Patna: Days after the opening of the Nalanda University at Rajgir, South Korea has proposed to install a monument to their 8th century travelling monk Hyecho near the institution's campus, seeking to further the ties between Bihar and the Asian country.
"The South Korea government wants to sign an MoU with us in October to erect a memorial monument for Hyecho near Nalanda University in Rajgir," Bihar Industries Department Principal Secretary Naveen Verma told PTI.
Hyecho, who lived between 704 AD and 780 AD is revered by the Koreans, who call him 'the first cosmopolitan Korean' and consider him to be the first person who travelled around the heart of Asia by both sea and land routes. His wrote his memoirs in 'Pilgrimage to The Five Kingdoms of India'.
The proposal is part of the Silk Road Project (2013- 2017) initiated by Seoul to retrace Hyecho's route during his pilgrimage through sea route along China and Southeast Asia to India, and then across mainland India through Bodh Gaya and Rajgir in Bihar to West and Central Asia.
The monk had gone through the core regions of the Silk Route, along which trade and cultural exchange between countries took place during the ancient and medieval times.
Hyecho who was born in Gyeongsangbuk-do province from where the present South Korean President Park Geun-hye hails.
Government officials said statues of Mahatma Gandhi and Rabindranath Tagore were installed at South Korean cities of Busan and Seoul respectively, and it was high time that India returned the favour.
"There could be several investment spin-offs of the South Korean proposal. It could lead to exchange of students and faculties, business personnel, tourism and industries. We are hopeful about our ties with them," added Verma.
The Industries Department Principal Secretary said, "We as a nodal department for all investments in Bihar think the efforts worthy of support. We also want them to establish a hotel in the state, and are discussing the matter further."

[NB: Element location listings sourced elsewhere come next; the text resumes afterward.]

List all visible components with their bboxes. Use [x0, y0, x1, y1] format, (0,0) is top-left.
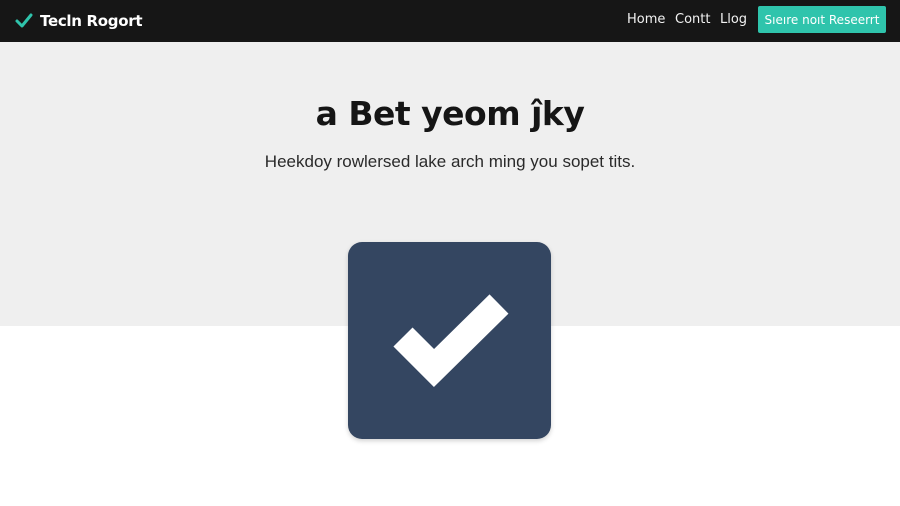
nav-link-contact[interactable]: Contt — [675, 12, 710, 27]
brand-name: Tecln Rogort — [40, 12, 143, 30]
hero-title: a Bet yeom ĵky — [315, 94, 585, 133]
page: Tecln Rogort Home Contt Llog Sıeıre noıt… — [0, 0, 900, 506]
feature-check-tile — [348, 242, 551, 439]
nav-link-log[interactable]: Llog — [720, 12, 747, 27]
checkmark-icon — [15, 13, 33, 28]
cta-button[interactable]: Sıeıre noıt Reseerrt — [758, 6, 886, 33]
top-navbar: Tecln Rogort Home Contt Llog Sıeıre noıt… — [0, 0, 900, 42]
brand-logo[interactable]: Tecln Rogort — [14, 0, 143, 42]
nav-link-home[interactable]: Home — [627, 12, 665, 27]
checkmark-icon — [393, 294, 509, 388]
hero-subtitle: Heekdoy rowlersed lake arch ming you sop… — [264, 152, 636, 171]
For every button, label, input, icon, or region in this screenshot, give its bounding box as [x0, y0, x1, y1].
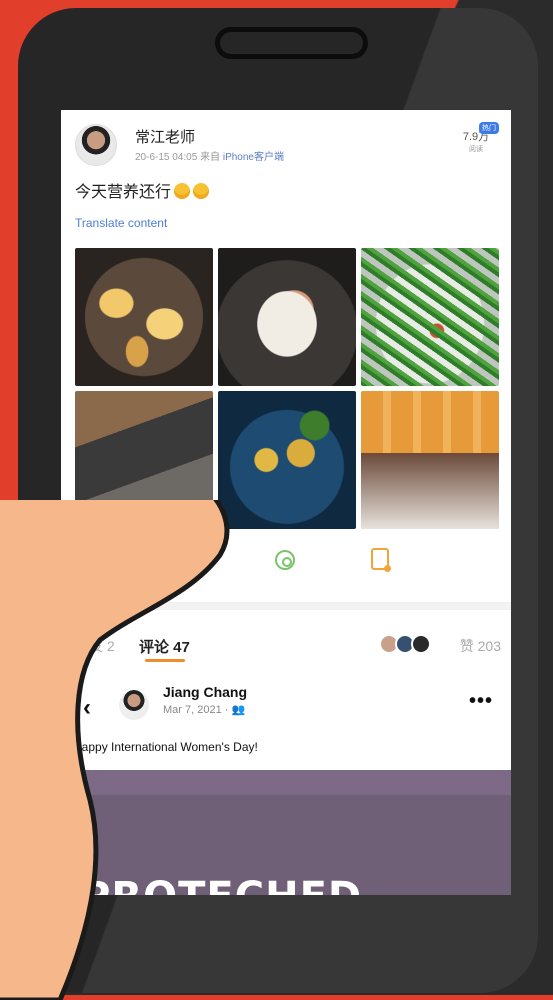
tab-likes[interactable]: 赞 203	[460, 636, 501, 656]
phone-speaker	[215, 27, 368, 59]
photo-clams[interactable]	[75, 248, 213, 386]
post-header: 常江老师 20-6-15 04:05 来自 iPhone客户端 热门 7.9万 …	[75, 122, 501, 168]
like-icon[interactable]	[371, 548, 391, 572]
liker-avatars[interactable]	[379, 634, 431, 654]
post-text: 今天营养还行	[75, 178, 210, 202]
more-options-button[interactable]: •••	[469, 690, 493, 713]
username[interactable]: 常江老师	[135, 126, 195, 147]
post-from-label: 来自	[200, 152, 221, 163]
hot-badge: 热门	[479, 122, 499, 134]
views-label: 阅读	[469, 146, 483, 153]
emoji-icon	[174, 183, 191, 199]
post-source[interactable]: iPhone客户端	[223, 152, 284, 163]
hand-illustration	[0, 500, 230, 1000]
photo-pork-belly[interactable]	[361, 391, 499, 529]
post-time: 20-6-15 04:05	[135, 152, 198, 163]
photo-grid	[75, 248, 499, 530]
avatar[interactable]	[75, 124, 117, 166]
avatar	[411, 634, 431, 654]
translate-link[interactable]: Translate content	[75, 216, 167, 230]
post-meta: 20-6-15 04:05 来自 iPhone客户端	[135, 148, 284, 163]
emoji-icon	[193, 183, 210, 199]
photo-fish[interactable]	[218, 248, 356, 386]
photo-green-beans[interactable]	[361, 248, 499, 386]
views-counter: 热门 7.9万 阅读	[451, 122, 501, 154]
post-text-body: 今天营养还行	[75, 184, 172, 201]
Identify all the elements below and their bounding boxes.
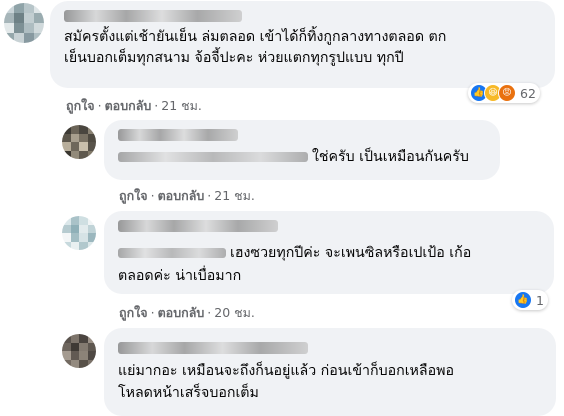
comment-actions: ถูกใจ · ตอบกลับ · 21 ชม. [66,98,202,113]
comment-actions: ถูกใจ · ตอบกลับ · 21 ชม. [119,188,255,203]
author-name[interactable] [118,342,308,354]
angry-reaction-icon: 😡 [498,84,516,102]
comment-text-line: สมัครตั้งแต่เช้ายันเย็น ล่มตลอด เข้าได้ก… [64,29,447,45]
reply-button[interactable]: ตอบกลับ [105,98,152,113]
reaction-summary[interactable]: 👍 1 [512,290,548,310]
comment-text-line: แย่มากอะ เหมือนจะถึงก็นอยู่แล้ว ก่อนเข้า… [118,363,454,379]
comment-text-line: ตลอดค่ะ น่าเบื่อมาก [118,268,242,284]
like-reaction-icon: 👍 [514,291,532,309]
timestamp[interactable]: 21 ชม. [214,188,255,203]
comment-text-line: เฮงซวยทุกปีค่ะ จะเพนซิลหรือเปเป้อ เก้อ [230,245,472,261]
avatar[interactable] [62,216,96,250]
reaction-count: 62 [520,85,536,101]
comment-bubble: เฮงซวยทุกปีค่ะ จะเพนซิลหรือเปเป้อ เก้อ ต… [104,211,554,294]
comment-text-line: โหลดหน้าเสร็จบอกเต็ม [118,385,259,401]
avatar[interactable] [4,3,44,43]
reply-button[interactable]: ตอบกลับ [158,305,205,320]
author-name[interactable] [118,129,238,141]
tagged-name[interactable] [118,152,308,162]
timestamp[interactable]: 21 ชม. [161,98,202,113]
reaction-count: 1 [536,292,544,308]
comment-bubble: แย่มากอะ เหมือนจะถึงก็นอยู่แล้ว ก่อนเข้า… [104,328,556,416]
comment-text-line: ใช่ครับ เป็นเหมือนกันครับ [312,149,469,165]
reply-button[interactable]: ตอบกลับ [158,188,205,203]
like-button[interactable]: ถูกใจ [119,188,148,203]
avatar[interactable] [62,334,96,368]
comment-bubble: สมัครตั้งแต่เช้ายันเย็น ล่มตลอด เข้าได้ก… [50,1,555,88]
like-button[interactable]: ถูกใจ [66,98,95,113]
avatar[interactable] [62,125,96,159]
like-button[interactable]: ถูกใจ [119,305,148,320]
comment-actions: ถูกใจ · ตอบกลับ · 20 ชม. [119,305,255,320]
author-name[interactable] [64,10,242,22]
comment-text-line: เย็นบอกเต็มทุกสนาม จ้อจี้ปะคะ ห่วยแตกทุก… [64,50,404,66]
timestamp[interactable]: 20 ชม. [214,305,255,320]
reaction-summary[interactable]: 👍 😆 😡 62 [468,83,540,103]
comment-bubble: ใช่ครับ เป็นเหมือนกันครับ [104,120,500,180]
tagged-name[interactable] [118,248,226,258]
author-name[interactable] [118,220,278,232]
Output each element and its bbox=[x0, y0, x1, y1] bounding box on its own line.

Bihar Industries Association President K P S Keshri said South Korea was a developed nation and "we can learn a lot from them in the field of unconventional energy, automobiles, food processing, electronics and production of several daily consumer goods.
"Bihar's trade contacts with South Korea have already started. We are taking an industrial delegation there in November. We hope to benefit from their expertise and investment in non-traditional energy and food processing," added Keshri.